Related - What Is This Wall Street Quant Worried About? STEM Education, Naturally

Salomon’s funding mostly focuses on treatment of child abuse, with particular emphasis on sexual abuse. Together, the Robin Hood Foundation, MDRC, and the three funders hope the multi-year study of various EC interventions will yield definitive conclusions on the programs with the greatest impact.

Previous research, such as the work of economist James Heckman, shows that effective early childhood programs have greater impact than interventions delivered later in children’s lives. However, the positive effects of many early childhood programs diminish over time. Past studies of Head Start, for example, suggest that the benefits of the program fade as children grow older. Defenders of Head Start, however, contend that such conclusions are based on a narrow reading of the data.

Another problem is that many studies of early childhood education programs do not conduct follow-up monitoring beyond subjects’ entry into kindergarten. ECRI’s design will examine multiple early childhood programs and track the children in such programs through third grade, the level at which research suggests that reasonable predictions about future educational achievements can be made.

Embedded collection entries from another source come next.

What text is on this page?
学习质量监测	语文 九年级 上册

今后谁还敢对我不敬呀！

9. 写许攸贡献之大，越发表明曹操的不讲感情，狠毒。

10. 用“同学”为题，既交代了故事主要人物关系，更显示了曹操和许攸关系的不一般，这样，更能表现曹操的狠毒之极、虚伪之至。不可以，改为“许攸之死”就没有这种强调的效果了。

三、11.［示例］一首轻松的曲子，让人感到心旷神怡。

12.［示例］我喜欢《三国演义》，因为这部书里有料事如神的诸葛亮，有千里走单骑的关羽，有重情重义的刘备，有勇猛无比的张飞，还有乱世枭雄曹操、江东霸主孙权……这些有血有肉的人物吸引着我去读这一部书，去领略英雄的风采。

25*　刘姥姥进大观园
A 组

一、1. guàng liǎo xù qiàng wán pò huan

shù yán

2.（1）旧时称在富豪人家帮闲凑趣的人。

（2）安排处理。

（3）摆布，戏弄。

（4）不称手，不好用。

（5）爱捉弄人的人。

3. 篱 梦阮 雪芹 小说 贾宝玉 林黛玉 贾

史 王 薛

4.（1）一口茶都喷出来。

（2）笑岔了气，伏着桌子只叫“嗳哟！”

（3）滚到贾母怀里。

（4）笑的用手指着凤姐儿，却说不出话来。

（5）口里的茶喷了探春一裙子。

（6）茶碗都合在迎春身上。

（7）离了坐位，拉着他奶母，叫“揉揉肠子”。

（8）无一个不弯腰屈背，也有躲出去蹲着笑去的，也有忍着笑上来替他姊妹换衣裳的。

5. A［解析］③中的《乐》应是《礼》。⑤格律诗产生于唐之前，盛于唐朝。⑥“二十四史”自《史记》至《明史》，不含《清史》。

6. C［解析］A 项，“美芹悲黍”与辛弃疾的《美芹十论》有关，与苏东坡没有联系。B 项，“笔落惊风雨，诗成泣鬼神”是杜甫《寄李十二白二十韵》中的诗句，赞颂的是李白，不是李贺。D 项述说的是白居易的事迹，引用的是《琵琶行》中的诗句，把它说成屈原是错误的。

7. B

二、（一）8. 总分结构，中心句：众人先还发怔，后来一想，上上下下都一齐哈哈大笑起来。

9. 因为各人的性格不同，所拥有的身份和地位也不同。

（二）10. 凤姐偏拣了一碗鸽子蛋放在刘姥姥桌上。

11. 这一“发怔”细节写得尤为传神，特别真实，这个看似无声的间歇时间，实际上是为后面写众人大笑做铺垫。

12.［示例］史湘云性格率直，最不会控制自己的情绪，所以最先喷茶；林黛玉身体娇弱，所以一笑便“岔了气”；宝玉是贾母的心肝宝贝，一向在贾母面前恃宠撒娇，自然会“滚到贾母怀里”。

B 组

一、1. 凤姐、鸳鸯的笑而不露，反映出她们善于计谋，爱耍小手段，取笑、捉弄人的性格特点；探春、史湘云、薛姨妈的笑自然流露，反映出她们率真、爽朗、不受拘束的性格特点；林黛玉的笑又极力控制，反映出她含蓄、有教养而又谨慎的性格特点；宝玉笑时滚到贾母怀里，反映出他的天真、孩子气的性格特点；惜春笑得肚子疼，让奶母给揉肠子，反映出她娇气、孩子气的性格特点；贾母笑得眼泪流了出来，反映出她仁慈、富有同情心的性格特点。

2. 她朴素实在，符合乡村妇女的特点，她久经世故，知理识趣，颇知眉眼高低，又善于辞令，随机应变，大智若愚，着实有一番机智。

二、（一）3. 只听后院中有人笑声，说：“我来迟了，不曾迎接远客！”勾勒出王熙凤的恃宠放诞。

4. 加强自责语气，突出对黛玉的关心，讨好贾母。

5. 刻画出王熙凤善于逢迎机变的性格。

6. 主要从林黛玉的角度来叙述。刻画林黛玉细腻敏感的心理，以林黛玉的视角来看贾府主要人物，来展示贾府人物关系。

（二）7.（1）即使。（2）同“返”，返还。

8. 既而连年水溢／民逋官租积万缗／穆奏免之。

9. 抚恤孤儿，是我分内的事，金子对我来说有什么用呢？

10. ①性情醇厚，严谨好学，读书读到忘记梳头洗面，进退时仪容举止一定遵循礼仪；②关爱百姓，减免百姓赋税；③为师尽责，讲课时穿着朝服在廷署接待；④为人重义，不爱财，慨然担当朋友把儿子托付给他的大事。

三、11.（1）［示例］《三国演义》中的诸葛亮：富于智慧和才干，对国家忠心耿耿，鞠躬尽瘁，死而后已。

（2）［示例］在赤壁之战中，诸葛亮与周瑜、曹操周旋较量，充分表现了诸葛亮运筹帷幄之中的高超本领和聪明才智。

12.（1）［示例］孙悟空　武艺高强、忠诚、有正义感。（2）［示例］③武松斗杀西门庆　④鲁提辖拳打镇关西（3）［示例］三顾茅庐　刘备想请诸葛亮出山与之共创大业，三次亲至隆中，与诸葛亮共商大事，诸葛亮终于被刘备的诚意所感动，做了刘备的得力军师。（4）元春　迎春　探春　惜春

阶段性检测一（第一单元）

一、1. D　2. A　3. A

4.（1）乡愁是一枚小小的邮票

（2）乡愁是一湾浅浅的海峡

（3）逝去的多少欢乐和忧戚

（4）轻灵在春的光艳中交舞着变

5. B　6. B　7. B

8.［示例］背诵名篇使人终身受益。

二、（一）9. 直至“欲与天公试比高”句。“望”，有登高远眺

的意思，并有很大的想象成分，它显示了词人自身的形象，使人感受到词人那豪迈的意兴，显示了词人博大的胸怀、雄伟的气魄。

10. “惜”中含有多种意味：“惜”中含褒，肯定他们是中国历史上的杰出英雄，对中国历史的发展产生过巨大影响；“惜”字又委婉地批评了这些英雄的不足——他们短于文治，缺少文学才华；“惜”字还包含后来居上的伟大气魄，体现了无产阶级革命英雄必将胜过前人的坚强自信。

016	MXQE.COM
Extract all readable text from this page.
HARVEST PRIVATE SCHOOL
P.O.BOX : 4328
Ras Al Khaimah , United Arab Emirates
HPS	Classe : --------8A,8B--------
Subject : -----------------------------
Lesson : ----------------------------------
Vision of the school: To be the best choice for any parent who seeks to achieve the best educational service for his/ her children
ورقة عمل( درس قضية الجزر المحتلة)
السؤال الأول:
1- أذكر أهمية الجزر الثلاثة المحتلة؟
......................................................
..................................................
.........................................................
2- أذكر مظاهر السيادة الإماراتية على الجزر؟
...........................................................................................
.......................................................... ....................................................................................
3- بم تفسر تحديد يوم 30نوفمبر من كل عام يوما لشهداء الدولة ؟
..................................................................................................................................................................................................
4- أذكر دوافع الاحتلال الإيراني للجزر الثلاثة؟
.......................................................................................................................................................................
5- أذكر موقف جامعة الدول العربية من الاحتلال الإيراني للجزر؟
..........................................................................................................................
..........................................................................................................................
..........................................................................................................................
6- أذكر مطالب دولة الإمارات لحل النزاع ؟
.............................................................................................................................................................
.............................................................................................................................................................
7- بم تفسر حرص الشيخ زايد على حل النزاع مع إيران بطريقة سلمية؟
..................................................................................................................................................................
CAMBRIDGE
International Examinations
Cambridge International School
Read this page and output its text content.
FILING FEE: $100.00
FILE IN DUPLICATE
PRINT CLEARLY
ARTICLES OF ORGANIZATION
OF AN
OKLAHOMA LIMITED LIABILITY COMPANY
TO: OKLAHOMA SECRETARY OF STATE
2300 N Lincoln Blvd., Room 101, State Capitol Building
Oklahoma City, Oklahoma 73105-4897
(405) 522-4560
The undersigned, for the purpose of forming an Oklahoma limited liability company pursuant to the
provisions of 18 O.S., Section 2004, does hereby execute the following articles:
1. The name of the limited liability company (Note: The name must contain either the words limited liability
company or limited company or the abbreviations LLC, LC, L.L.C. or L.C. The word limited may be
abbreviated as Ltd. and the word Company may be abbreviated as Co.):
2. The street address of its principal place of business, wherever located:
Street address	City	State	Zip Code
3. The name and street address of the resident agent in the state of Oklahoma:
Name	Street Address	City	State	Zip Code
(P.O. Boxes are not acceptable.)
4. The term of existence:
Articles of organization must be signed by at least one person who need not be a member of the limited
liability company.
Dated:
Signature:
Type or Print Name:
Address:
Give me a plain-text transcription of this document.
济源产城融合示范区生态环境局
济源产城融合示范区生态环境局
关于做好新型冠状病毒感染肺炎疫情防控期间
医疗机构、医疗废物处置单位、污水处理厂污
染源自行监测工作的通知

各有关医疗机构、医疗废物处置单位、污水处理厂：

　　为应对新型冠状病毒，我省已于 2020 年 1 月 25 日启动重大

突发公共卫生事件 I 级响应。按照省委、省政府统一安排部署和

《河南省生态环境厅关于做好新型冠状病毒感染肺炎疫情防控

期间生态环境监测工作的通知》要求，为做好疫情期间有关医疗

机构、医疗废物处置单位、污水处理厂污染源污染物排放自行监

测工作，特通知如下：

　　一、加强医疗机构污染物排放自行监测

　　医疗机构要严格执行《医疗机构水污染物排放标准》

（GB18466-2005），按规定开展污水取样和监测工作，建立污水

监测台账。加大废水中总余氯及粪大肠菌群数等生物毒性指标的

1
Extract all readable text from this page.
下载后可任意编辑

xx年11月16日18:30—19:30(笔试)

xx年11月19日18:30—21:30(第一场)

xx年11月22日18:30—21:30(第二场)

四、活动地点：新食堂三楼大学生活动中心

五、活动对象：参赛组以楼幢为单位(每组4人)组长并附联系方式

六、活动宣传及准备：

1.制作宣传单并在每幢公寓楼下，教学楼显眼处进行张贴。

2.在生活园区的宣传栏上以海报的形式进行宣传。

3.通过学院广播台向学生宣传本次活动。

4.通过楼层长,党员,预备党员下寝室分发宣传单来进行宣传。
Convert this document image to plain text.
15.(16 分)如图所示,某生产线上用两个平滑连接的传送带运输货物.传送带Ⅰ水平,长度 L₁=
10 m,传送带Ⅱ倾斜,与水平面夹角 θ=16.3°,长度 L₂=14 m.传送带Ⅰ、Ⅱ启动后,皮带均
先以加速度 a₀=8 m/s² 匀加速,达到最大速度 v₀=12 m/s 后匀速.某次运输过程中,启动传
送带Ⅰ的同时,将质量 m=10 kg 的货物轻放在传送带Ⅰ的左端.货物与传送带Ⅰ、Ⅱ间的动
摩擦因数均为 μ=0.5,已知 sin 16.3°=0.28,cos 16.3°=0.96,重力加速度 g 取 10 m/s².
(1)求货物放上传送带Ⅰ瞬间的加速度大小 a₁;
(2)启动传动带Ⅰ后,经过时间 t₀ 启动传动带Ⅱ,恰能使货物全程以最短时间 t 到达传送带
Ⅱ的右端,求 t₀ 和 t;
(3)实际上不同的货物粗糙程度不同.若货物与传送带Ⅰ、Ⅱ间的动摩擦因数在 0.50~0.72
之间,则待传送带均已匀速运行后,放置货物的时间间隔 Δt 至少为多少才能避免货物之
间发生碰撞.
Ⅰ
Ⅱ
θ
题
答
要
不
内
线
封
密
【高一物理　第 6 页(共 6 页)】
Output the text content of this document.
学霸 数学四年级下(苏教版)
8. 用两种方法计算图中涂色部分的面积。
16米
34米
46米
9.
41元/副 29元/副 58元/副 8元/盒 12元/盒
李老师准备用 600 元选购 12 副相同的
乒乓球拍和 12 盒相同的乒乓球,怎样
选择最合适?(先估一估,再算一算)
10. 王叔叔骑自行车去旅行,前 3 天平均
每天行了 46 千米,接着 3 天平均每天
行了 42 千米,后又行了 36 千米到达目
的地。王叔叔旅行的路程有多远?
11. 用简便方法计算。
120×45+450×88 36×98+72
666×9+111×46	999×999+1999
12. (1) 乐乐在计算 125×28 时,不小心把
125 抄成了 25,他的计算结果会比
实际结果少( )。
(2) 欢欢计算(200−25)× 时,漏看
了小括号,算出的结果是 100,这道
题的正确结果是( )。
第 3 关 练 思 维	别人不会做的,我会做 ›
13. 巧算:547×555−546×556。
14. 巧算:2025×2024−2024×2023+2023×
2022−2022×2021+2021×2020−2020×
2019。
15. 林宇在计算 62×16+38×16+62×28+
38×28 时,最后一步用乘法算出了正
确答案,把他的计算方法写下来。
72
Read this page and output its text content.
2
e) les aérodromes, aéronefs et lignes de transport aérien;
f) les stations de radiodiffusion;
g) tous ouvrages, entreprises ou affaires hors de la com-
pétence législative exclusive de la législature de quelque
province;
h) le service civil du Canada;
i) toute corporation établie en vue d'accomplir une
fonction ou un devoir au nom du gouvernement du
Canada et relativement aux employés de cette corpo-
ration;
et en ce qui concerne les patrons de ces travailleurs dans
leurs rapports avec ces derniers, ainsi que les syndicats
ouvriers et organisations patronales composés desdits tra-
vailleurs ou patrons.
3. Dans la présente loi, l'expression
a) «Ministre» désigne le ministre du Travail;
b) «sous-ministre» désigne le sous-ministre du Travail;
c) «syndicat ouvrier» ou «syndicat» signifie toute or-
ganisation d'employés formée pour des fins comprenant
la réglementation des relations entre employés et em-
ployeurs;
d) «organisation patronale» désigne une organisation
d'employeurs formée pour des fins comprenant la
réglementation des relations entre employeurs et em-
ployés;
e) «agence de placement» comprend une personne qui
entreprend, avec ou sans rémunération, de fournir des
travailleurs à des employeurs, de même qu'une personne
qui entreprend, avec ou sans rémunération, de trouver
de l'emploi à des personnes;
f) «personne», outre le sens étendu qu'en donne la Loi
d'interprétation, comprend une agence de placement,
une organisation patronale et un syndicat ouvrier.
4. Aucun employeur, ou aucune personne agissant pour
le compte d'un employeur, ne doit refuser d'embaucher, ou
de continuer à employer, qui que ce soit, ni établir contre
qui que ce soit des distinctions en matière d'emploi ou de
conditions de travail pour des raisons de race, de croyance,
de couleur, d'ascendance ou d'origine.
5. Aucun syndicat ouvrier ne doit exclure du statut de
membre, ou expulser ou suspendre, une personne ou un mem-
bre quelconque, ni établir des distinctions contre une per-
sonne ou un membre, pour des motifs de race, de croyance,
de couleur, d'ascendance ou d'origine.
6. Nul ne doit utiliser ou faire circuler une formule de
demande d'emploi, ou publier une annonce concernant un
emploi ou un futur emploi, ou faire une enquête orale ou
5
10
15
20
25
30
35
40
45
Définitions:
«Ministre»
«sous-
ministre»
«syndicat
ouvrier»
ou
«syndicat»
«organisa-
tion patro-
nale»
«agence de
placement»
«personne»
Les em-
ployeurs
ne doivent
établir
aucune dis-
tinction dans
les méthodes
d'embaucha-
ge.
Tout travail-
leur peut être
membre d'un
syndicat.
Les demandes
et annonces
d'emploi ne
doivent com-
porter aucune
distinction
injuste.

ECRI is a major research endeavor, but it's by no means alone in gathering more empirical evidence on EC. Previously, I've reported on efforts by a pair of Texas funders to gather more and better data on EC programs, as well as work by the Kellogg Foundation to help Oklahoma unify data sources across agencies and EC programs

Some state legislatures, as well as the GOP-dominated Congress, have been less than enthusiastic about funding ECE programs, regarding many interventions as unproven and a dubious use of tax dollars. Let’s hope the work of ECRI and similar efforts across the country will yield convincing information about the programs that work.